Sustainable organophosphorus-catalysed Staudinger reduction
Lenstra, Danny C.,Lenting, Peter E.,Mecinovi?, Jasmin
, p. 4418 - 4422 (2018/10/17)
A highly efficient and sustainable catalytic Staudinger reduction for the conversion of organic azides to amines in excellent yields has been developed. The reaction displays excellent functional group tolerance to functionalities that are otherwise prone to reduction, such as sulfones, esters, amides, ketones, nitriles, alkenes, and benzyl ethers.
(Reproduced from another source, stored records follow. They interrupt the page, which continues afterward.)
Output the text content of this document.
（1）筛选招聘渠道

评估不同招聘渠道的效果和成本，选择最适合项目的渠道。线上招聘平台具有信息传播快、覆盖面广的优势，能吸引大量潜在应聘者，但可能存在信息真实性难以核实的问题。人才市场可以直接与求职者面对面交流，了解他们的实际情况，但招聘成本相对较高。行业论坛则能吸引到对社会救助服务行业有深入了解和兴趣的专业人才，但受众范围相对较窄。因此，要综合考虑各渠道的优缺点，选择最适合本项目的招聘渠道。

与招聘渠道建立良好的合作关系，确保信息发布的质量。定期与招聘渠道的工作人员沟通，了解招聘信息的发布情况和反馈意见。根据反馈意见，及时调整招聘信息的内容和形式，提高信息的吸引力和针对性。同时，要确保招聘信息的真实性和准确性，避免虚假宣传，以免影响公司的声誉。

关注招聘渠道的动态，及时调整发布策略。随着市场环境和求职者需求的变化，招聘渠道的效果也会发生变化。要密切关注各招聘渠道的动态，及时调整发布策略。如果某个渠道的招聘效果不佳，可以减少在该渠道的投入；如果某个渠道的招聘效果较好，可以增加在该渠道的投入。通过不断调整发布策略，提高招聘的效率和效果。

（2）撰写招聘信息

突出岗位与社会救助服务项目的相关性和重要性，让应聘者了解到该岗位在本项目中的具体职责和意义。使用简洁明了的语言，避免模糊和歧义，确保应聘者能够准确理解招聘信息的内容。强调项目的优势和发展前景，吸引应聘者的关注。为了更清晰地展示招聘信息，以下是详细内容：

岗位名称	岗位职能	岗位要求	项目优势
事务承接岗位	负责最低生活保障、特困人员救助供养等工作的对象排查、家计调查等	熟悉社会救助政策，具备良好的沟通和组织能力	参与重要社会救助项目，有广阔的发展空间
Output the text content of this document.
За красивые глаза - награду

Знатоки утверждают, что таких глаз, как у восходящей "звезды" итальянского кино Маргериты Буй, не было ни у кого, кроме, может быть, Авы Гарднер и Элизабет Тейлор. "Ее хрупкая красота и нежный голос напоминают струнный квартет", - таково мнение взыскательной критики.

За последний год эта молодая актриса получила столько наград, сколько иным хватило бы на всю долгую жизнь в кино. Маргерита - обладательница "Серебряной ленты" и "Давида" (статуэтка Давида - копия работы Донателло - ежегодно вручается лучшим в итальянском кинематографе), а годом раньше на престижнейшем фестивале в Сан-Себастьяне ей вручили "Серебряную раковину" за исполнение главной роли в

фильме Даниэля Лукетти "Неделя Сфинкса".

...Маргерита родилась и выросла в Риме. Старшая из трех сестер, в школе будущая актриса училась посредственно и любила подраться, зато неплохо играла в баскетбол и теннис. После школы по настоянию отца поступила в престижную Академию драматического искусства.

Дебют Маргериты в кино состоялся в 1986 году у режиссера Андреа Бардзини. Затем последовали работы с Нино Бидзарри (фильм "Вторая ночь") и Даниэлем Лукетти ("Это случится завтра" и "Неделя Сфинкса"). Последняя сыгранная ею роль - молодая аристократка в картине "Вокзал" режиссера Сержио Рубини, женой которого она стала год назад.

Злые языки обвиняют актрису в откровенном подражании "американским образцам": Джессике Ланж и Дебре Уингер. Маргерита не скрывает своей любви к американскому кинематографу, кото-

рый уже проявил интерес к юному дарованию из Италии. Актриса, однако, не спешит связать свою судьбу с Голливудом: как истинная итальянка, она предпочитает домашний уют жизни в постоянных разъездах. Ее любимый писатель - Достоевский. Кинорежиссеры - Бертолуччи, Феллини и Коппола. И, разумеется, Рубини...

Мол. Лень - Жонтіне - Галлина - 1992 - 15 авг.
The green nature of the reaction is exemplified by the use of PMHS, CPME, and a lack of column chromatography.
Substituent effects. 14. Anomalous dissociation constants in water-organic solvent mixtures: benzylammonium ions and related systems
Hoefnagel, A. J.,Vos, R. H. de,Wepster, B. M.
, p. 22 - 28 (2007/10/02)
Thermodynamic dissociation constants in various water-organic solvent mixtures are given for benzylammonium, benzyldialkylammonium, and (2-phenylethyl)ammonium ions.Deviations from the Hammett equation (Eqn. 1) are similar to those observed for carboxylic acids, but of opposite sign.The extended Hammett equation (Eqn. 3), containing the hydrophobic constant, ?, yields good correlations.Derived secondary normal sigma values are exemplified.